The Czech government gave its backing on Friday to a bill which would make the country the first in formerly communist Europe to allow same-sex marriage
The Czech Republic has been allowing gay and lesbian couples to enter registered partnerships since 2006. A group of 46 lawmakers across the floor drafted the marriage bill, arguing that gay couples deserved the option of full marital status.
An opposing bill, presented by 37 lawmakers, calls for a definition of marriage as the union of one man and one woman to be enshrined in the constitution.
The bill allowing same-sex marriages would need only a simple majority in the 200-seat house, while the constitutional change would require 120 votes.
Most western European countries permit same-sex marriage, but the only formerly communist region where it is legal is the east of now-unified Germany
Unlike neighbouring Poland and Slovakia, the Czech Republic is one of Europe’s most secular societies and religious groups have a relatively weak voice.
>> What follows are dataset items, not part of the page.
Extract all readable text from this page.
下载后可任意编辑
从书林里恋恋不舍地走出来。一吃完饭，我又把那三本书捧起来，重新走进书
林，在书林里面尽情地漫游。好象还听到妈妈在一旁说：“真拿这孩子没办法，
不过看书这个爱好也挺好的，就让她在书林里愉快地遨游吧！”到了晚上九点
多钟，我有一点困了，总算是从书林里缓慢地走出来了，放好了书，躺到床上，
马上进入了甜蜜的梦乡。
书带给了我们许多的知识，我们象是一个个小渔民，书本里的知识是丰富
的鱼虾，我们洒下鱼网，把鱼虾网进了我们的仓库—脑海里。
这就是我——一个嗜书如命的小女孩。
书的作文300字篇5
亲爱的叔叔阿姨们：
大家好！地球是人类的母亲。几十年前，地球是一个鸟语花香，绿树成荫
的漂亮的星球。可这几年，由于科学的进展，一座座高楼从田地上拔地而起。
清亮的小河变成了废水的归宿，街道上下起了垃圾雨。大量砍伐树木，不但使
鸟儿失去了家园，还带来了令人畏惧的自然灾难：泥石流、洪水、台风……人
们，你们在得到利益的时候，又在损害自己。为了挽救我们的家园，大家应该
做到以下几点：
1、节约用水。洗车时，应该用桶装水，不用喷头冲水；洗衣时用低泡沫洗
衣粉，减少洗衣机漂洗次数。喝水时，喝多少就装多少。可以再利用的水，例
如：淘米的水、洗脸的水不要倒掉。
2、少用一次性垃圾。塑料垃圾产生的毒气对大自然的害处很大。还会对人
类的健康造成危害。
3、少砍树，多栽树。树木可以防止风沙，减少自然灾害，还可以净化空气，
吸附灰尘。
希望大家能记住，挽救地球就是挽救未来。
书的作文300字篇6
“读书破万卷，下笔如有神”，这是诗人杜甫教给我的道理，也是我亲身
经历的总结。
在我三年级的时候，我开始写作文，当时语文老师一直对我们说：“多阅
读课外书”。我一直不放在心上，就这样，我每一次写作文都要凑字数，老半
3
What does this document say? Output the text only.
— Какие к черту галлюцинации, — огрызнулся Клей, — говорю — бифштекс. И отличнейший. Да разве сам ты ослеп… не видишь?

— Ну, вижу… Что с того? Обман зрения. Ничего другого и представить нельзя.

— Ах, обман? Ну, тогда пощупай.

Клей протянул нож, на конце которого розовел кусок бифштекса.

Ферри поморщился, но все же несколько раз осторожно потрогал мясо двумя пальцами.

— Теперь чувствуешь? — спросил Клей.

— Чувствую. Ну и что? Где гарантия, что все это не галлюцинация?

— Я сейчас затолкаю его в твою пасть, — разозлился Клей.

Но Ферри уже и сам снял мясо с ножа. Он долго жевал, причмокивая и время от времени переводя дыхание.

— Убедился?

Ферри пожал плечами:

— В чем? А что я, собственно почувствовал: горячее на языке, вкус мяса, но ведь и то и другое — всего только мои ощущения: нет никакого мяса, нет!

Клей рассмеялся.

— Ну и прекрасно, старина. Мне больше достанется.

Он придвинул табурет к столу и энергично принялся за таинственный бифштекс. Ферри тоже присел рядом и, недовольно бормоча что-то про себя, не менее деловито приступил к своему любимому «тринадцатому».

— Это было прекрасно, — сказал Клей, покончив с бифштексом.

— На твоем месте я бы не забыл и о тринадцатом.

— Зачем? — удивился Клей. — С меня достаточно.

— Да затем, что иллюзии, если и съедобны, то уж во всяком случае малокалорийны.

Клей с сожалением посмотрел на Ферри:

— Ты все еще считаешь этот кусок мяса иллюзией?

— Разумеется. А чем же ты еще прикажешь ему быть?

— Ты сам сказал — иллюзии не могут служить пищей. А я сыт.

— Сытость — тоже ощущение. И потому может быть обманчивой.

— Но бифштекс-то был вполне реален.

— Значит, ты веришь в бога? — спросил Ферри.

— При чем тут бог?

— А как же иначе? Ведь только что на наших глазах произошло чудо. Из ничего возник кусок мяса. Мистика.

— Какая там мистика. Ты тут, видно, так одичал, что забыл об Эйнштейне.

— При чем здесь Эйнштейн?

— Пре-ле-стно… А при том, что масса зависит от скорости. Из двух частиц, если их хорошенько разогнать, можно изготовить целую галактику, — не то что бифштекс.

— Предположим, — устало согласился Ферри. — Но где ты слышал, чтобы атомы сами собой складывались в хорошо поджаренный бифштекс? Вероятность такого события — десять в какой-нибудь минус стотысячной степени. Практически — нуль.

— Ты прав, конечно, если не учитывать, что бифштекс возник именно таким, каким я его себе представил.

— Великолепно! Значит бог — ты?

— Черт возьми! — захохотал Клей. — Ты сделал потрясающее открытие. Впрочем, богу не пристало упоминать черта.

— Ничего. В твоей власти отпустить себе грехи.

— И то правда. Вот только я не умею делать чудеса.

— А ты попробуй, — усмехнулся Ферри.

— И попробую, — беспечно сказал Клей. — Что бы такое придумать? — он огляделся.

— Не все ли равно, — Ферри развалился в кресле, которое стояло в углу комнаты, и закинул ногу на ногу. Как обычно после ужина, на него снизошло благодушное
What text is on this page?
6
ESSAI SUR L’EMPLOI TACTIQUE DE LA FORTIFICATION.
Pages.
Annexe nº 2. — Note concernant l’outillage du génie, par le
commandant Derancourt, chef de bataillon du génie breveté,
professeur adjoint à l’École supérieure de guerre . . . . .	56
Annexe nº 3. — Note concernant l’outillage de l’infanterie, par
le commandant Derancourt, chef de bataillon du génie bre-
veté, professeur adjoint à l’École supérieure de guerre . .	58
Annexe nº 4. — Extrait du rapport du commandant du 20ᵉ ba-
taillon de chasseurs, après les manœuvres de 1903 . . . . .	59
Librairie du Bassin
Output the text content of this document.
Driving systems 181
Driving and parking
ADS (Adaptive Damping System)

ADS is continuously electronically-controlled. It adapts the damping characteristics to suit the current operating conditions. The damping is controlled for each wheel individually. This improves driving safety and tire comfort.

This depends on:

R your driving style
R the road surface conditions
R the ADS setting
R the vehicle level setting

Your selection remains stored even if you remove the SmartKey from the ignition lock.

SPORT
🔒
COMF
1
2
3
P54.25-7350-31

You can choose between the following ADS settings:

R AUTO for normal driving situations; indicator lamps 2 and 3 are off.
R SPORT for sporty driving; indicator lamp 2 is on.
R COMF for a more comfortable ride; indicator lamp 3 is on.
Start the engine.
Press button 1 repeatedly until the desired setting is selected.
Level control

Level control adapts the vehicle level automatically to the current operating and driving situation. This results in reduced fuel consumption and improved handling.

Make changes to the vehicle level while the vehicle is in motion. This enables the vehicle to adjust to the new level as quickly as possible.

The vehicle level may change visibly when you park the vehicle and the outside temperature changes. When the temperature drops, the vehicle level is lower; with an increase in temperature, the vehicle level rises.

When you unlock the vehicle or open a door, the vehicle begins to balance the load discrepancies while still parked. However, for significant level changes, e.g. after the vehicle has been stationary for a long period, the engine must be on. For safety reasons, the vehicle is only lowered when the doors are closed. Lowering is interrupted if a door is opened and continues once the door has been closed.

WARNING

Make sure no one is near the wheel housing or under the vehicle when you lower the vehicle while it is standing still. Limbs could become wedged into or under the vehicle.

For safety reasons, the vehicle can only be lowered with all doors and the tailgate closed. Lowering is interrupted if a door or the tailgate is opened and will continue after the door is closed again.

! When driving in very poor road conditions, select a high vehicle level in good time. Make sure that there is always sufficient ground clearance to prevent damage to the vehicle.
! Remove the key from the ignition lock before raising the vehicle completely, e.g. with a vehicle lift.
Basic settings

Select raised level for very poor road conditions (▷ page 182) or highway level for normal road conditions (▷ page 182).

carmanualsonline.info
In a poll conducted in May, 50 percent of respondents supported gay marriage. Seventy-four percent approved of the existing registered partnership option.
Prime Minister Andrej Babis said on Friday his government backed the legislation to introduce same-sex marriage. But it is uncertain when the parliament may get to a vote on the rival bills as the parties have been struggling to create a full-fledged administration since last October’s election.
Babis’s centrist ANO party won that vote by a large margin and formed a minority government, but he failed to secure parliamentary support. He is now trying to form a new cabinet with the centre-left Social Democrats that would also need the backing of the Communist party.